Farmers will set up parallel parliament at Jantar Mantar against agricultural laws from today, Delhi Police on high alert

Farmers protesting the three agricultural laws of the Center are starting the Parliament march from today (Thursday, 22 July). Amidst heavy security, farmers will hold their Parliament at Jantar Mantar and protest against the government. Delhi’s Lieutenant Governor Anil Baijal has given special permission for demonstrations by a maximum of 200 farmers per day till August 9. Sources in Delhi Police said that a group of 200 farmers in four buses every day with police protection will come to Jantar Mantar from Singhu border in buses and will protest there from 11 am to 5 pm.
Sources in Delhi Police said that every farmer reaching Jantar Mantar will have an identity card, which will be allowed to go there only after checking. The United Kisan Morcha is giving this identity card to the farmers.
Police have made heavy security arrangements at Jantar Mantar. 5-5 companies of Delhi Police and paramilitary forces have been deployed there. Entire Delhi Police is on high alert. Farmers’ protest at Jantar Mantar will be held in coordination with United Kisan Morcha and Delhi Police.
The Samyukta Kisan Morcha (SKM), a body of farmer unions protesting against the agricultural laws, said that if the monsoon session of Parliament ends on August 13, then their protest at Jantar Mantar will also continue till August 13. However, the Lieutenant Governor has given permission for the dharna till August 9. This is the first time after the violence that broke out in the national capital during a tractor rally on January 26 this year that the authorities have allowed protesting farmers’ unions in the city.
According to an order issued by the Delhi Disaster Management Authority, Lieutenant Governor Anil Baijal, who is also the chairman of DDMA, organized a protest at Jantar Mantar by maximum 200 farmers every day from July 22 to August 9 from 11 am to 5 pm. Approved. “They will be brought by designated buses on designated routes under police escort and will be subjected to COVID-appropriate behavior (wearing of masks, maintaining social distancing, washing hands regularly and using sanitisers etc.) and India,” the order said. All other guidelines/instructions/SOPs issued by the Government and Government of NCT of Delhi from time to time regarding the COVID-19 pandemic shall be strictly complied with.

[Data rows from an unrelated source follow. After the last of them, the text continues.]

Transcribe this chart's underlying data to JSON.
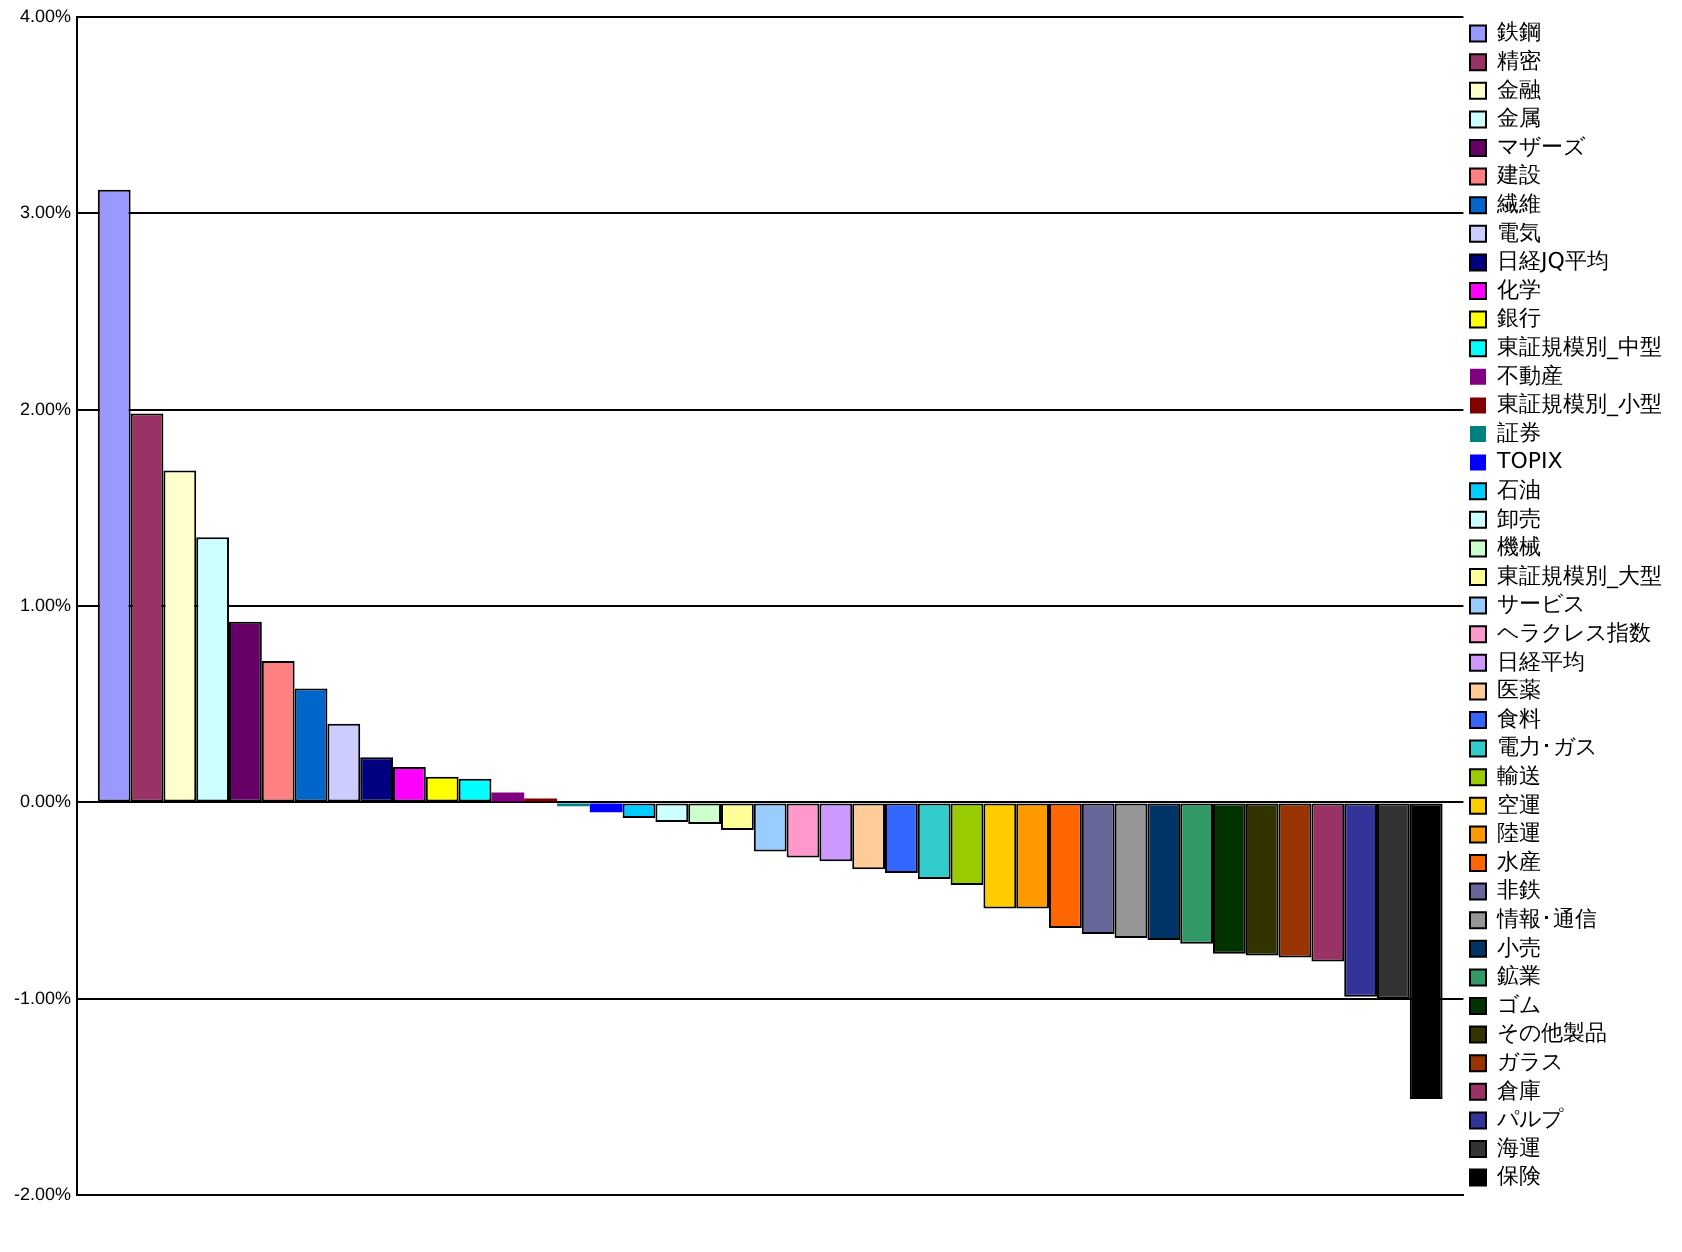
{
  "chart_data": {
    "type": "bar",
    "categories": [
      null
    ],
    "series": [
      {
        "name": "鉄鋼",
        "color": "#9999ff",
        "values": [
          3.12
        ]
      },
      {
        "name": "精密",
        "color": "#993366",
        "values": [
          1.98
        ]
      },
      {
        "name": "金融",
        "color": "#ffffcc",
        "values": [
          1.69
        ]
      },
      {
        "name": "金属",
        "color": "#ccffff",
        "values": [
          1.35
        ]
      },
      {
        "name": "マザーズ",
        "color": "#660066",
        "values": [
          0.92
        ]
      },
      {
        "name": "建設",
        "color": "#ff8080",
        "values": [
          0.72
        ]
      },
      {
        "name": "繊維",
        "color": "#0066cc",
        "values": [
          0.58
        ]
      },
      {
        "name": "電気",
        "color": "#ccccff",
        "values": [
          0.4
        ]
      },
      {
        "name": "日経JQ平均",
        "color": "#000080",
        "values": [
          0.23
        ]
      },
      {
        "name": "化学",
        "color": "#ff00ff",
        "values": [
          0.18
        ]
      },
      {
        "name": "銀行",
        "color": "#ffff00",
        "values": [
          0.13
        ]
      },
      {
        "name": "東証規模別_中型",
        "color": "#00ffff",
        "values": [
          0.12
        ]
      },
      {
        "name": "不動産",
        "color": "#800080",
        "values": [
          0.05
        ]
      },
      {
        "name": "東証規模別_小型",
        "color": "#800000",
        "values": [
          0.02
        ]
      },
      {
        "name": "証券",
        "color": "#008080",
        "values": [
          -0.02
        ]
      },
      {
        "name": "TOPIX",
        "color": "#0000ff",
        "values": [
          -0.05
        ]
      },
      {
        "name": "石油",
        "color": "#00ccff",
        "values": [
          -0.08
        ]
      },
      {
        "name": "卸売",
        "color": "#ccffff",
        "values": [
          -0.1
        ]
      },
      {
        "name": "機械",
        "color": "#ccffcc",
        "values": [
          -0.11
        ]
      },
      {
        "name": "東証規模別_大型",
        "color": "#ffff99",
        "values": [
          -0.14
        ]
      },
      {
        "name": "サービス",
        "color": "#99ccff",
        "values": [
          -0.25
        ]
      },
      {
        "name": "ヘラクレス指数",
        "color": "#ff99cc",
        "values": [
          -0.28
        ]
      },
      {
        "name": "日経平均",
        "color": "#cc99ff",
        "values": [
          -0.3
        ]
      },
      {
        "name": "医薬",
        "color": "#ffcc99",
        "values": [
          -0.34
        ]
      },
      {
        "name": "食料",
        "color": "#3366ff",
        "values": [
          -0.36
        ]
      },
      {
        "name": "電力･ガス",
        "color": "#33cccc",
        "values": [
          -0.39
        ]
      },
      {
        "name": "輸送",
        "color": "#99cc00",
        "values": [
          -0.42
        ]
      },
      {
        "name": "空運",
        "color": "#ffcc00",
        "values": [
          -0.54
        ]
      },
      {
        "name": "陸運",
        "color": "#ff9900",
        "values": [
          -0.54
        ]
      },
      {
        "name": "水産",
        "color": "#ff6600",
        "values": [
          -0.64
        ]
      },
      {
        "name": "非鉄",
        "color": "#666699",
        "values": [
          -0.67
        ]
      },
      {
        "name": "情報･通信",
        "color": "#969696",
        "values": [
          -0.69
        ]
      },
      {
        "name": "小売",
        "color": "#003366",
        "values": [
          -0.7
        ]
      },
      {
        "name": "鉱業",
        "color": "#339966",
        "values": [
          -0.72
        ]
      },
      {
        "name": "ゴム",
        "color": "#003300",
        "values": [
          -0.77
        ]
      },
      {
        "name": "その他製品",
        "color": "#333300",
        "values": [
          -0.78
        ]
      },
      {
        "name": "ガラス",
        "color": "#993300",
        "values": [
          -0.79
        ]
      },
      {
        "name": "倉庫",
        "color": "#993366",
        "values": [
          -0.81
        ]
      },
      {
        "name": "パルプ",
        "color": "#333399",
        "values": [
          -0.99
        ]
      },
      {
        "name": "海運",
        "color": "#333333",
        "values": [
          -1.0
        ]
      },
      {
        "name": "保険",
        "color": "#000000",
        "values": [
          -1.51
        ]
      }
    ],
    "ylim": [
      -2,
      4
    ],
    "yticks": [
      {
        "value": -2,
        "label": "-2.00%"
      },
      {
        "value": -1,
        "label": "-1.00%"
      },
      {
        "value": 0,
        "label": "0.00%"
      },
      {
        "value": 1,
        "label": "1.00%"
      },
      {
        "value": 2,
        "label": "2.00%"
      },
      {
        "value": 3,
        "label": "3.00%"
      },
      {
        "value": 4,
        "label": "4.00%"
      }
    ],
    "grid": "y",
    "legend": "right"
  }
}
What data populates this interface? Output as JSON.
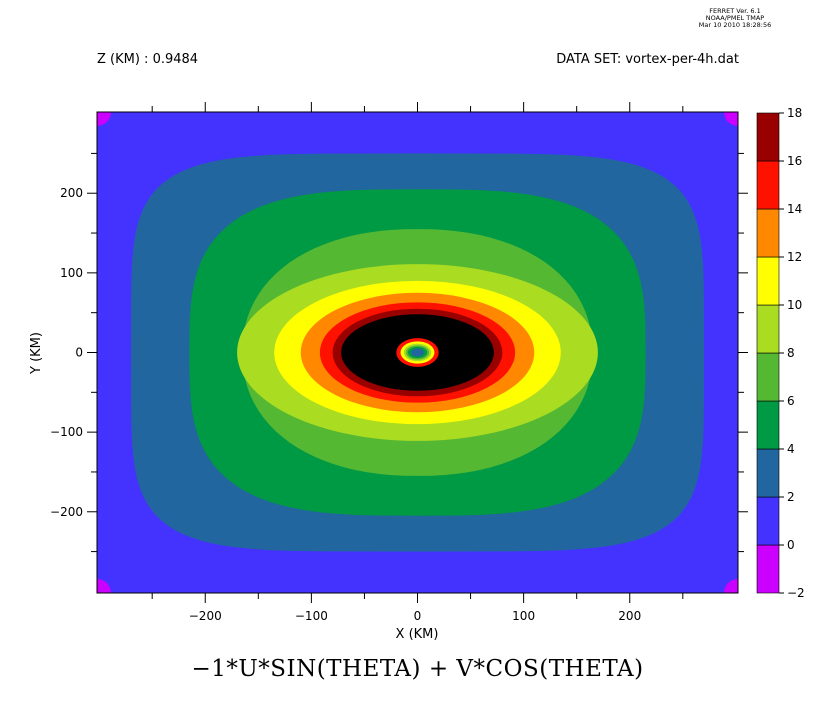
{
  "header": {
    "info_line1": "FERRET Ver. 6.1",
    "info_line2": "NOAA/PMEL TMAP",
    "info_line3": "Mar 10 2010 18:28:56",
    "z_label": "Z (KM) : 0.9484",
    "dataset_label": "DATA SET: vortex-per-4h.dat"
  },
  "chart_data": {
    "type": "heatmap",
    "title": "−1*U*SIN(THETA)  +  V*COS(THETA)",
    "xlabel": "X (KM)",
    "ylabel": "Y (KM)",
    "xlim": [
      -302,
      302
    ],
    "ylim": [
      -302,
      302
    ],
    "x_ticks": [
      -200,
      -100,
      0,
      100,
      200
    ],
    "y_ticks": [
      200,
      100,
      0,
      -100,
      -200
    ],
    "x_tick_labels": [
      "−200",
      "−100",
      "0",
      "100",
      "200"
    ],
    "y_tick_labels": [
      "200",
      "100",
      "0",
      "−100",
      "−200"
    ],
    "colorbar": {
      "levels": [
        -2,
        0,
        2,
        4,
        6,
        8,
        10,
        12,
        14,
        16,
        18
      ],
      "level_labels": [
        "−2",
        "0",
        "2",
        "4",
        "6",
        "8",
        "10",
        "12",
        "14",
        "16",
        "18"
      ],
      "colors": [
        "#cc00ff",
        "#4433ff",
        "#2266a0",
        "#009944",
        "#55b833",
        "#aadd22",
        "#ffff00",
        "#ff8800",
        "#ff1100",
        "#990000"
      ]
    },
    "contour_bands": [
      {
        "min": 0,
        "max": 2,
        "half_width": 270,
        "half_height": 250
      },
      {
        "min": 2,
        "max": 4,
        "half_width": 215,
        "half_height": 205
      },
      {
        "min": 4,
        "max": 6,
        "half_width": 165,
        "half_height": 155
      },
      {
        "min": 6,
        "max": 8,
        "half_width": 170,
        "half_height": 111
      },
      {
        "min": 8,
        "max": 10,
        "half_width": 135,
        "half_height": 90
      },
      {
        "min": 10,
        "max": 12,
        "half_width": 110,
        "half_height": 75
      },
      {
        "min": 12,
        "max": 14,
        "half_width": 92,
        "half_height": 63
      },
      {
        "min": 14,
        "max": 16,
        "half_width": 80,
        "half_height": 55
      },
      {
        "min": 16,
        "max": 18,
        "half_width": 72,
        "half_height": 48
      },
      {
        "min": 14,
        "max": 16,
        "half_width": 20,
        "half_height": 18
      },
      {
        "min": 10,
        "max": 12,
        "half_width": 16,
        "half_height": 14
      },
      {
        "min": 8,
        "max": 10,
        "half_width": 13,
        "half_height": 11
      },
      {
        "min": 6,
        "max": 8,
        "half_width": 11,
        "half_height": 9
      },
      {
        "min": 4,
        "max": 6,
        "half_width": 9,
        "half_height": 7
      },
      {
        "min": 2,
        "max": 4,
        "half_width": 6,
        "half_height": 5
      }
    ],
    "center": [
      0,
      0
    ]
  }
}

Adequate security arrangements will be made at Jantar Mantar, sources said. As per a DDMA order, gatherings for protests in the national capital are not currently allowed.
Thousands of farmers across the country are staging a sit-in on Delhi’s borders against the three agriculture laws, claiming it will destroy the MSP system and leave them at the mercy of big corporate houses.
The government is projecting these laws as major agricultural reforms. The farmer unions have held more than 10 rounds of talks with the government but it has failed to break the deadlock between the two sides. The SKM had initially proposed that the protesting farmers would hold a “Kisan Sansad” every day at Jantar Mantar, a few meters from Parliament.
After a meeting with Delhi Police officials on Tuesday, a farmers union leader said they would hold a peaceful protest at Jantar Mantar demanding abolition of agricultural laws and no protesters would go to Parliament. The Kisan Union leader had said, “We will organize a ‘Kisan Sansad’ from July 22 till the end of the monsoon session and 200 protesters will go to Jantar Mantar every day. A speaker and a deputy speaker will be elected every day.
The farmer leader said, “The APMC Act will be discussed in the first two days. Later, other bills will also be discussed every two days. National President of the National Farmers Labor Federation Shiv Kumar Kakka told that every day by putting up a farmer’s identity card, Singh will go from the border to protest at Jantar Mantar.
The tractor parade, held on January 26 to highlight the demands of farmers’ unions to repeal three new agricultural laws, turned chaotic on the streets of the capital as thousands of protesters broke barricades, clashed with police and A religious flag was hoisted on the ramparts of the Red Fort.